Police thought he matched the description of the real suspect, Justin White. Both are pictured above with Lyubimov on the right. You can see the lack of similarity in the picture.
Two eye witnesses even told police they could not identify Lyubimov as the burglar.
The Sentinel says, “Two people who encountered the armed burglar that day in July 2011 told police they could not identify Lyubimov as the man they saw — information that never made it into any of the police reports of the incident.”
A 911 call was made because White was walking on someone’s property with a gun. Officers Jesus Gonzalez and Felicia Barnwell responded to the scene and tried to stop White, who then fled on a stolen scooter.
White ditched his scooter, then hopped over a fence, leaving only his hat behind.
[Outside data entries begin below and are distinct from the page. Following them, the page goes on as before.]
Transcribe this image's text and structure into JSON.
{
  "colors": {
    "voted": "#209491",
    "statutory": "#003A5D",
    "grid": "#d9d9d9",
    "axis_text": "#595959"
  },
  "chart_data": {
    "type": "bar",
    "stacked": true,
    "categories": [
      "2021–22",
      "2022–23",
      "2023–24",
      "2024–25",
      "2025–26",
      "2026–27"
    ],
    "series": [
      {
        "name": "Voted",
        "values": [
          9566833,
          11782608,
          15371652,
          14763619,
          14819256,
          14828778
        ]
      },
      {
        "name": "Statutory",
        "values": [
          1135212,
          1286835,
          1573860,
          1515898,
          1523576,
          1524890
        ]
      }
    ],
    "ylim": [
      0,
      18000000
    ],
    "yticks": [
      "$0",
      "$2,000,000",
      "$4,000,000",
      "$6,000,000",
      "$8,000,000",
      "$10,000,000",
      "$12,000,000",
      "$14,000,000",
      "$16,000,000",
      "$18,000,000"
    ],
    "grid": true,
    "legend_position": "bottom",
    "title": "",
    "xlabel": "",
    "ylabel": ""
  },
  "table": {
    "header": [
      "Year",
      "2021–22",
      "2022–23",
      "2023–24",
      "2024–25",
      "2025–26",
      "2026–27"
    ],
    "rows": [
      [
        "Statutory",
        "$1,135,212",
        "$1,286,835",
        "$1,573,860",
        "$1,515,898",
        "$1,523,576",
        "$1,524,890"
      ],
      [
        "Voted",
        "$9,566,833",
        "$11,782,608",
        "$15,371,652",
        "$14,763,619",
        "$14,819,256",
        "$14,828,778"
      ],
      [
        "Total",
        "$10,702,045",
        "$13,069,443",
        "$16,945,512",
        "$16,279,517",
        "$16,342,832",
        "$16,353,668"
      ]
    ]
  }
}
As the officers searched the streets for him, they came across Lyubimov, who was dressed in similar attire, mistaking him for White, and arresting him.
Lyubimov denied the allegations. And his phone records even showed that he was on the phone with his girlfriend during the police chase.
But police decided to arrest him anyway.
“So with cops still chasing me I am dialing my girlfriend and talking to her for 25 min instead of thinking how to escape police,” he wrote while in jail in 2011.
“It don’t make no sense. I am just frustrated with all this. It all is like a bad dream or [something]. OK, hopefully it will end soon,”
The scooter that the real burglar dumped was tested for fingerprints days after the incident; and as Lyubimov knew, they did not match Lyubimov’s fingerprints.
The police waited 7 months to do a DNA test on the hat that was dropped, and it proved that Lyubimov was not the owner of the hat. The DNA test matched the DNA of Justin White, just like the fingerprints from the scooter.
Lyubimov’s attorney, Hugh Koerner, said, “It’s their self-assuredness and their refusal to believe that they could be wrong that failed them. They have a responsibility not just to apprehend criminals, but to protect the innocent.”
Lyubimov filed suit shortly after being released and the settlement was finally reached this week.
Commissioner Bruce Roberts said it is not only the police that are responsible for this “serious error,” but also prosecutors who charged him and let him stay in jail when police had physical evidence proving he was innocent. “I think some other aspects of the criminal justice system failed rather badly here, too,” Roberts said.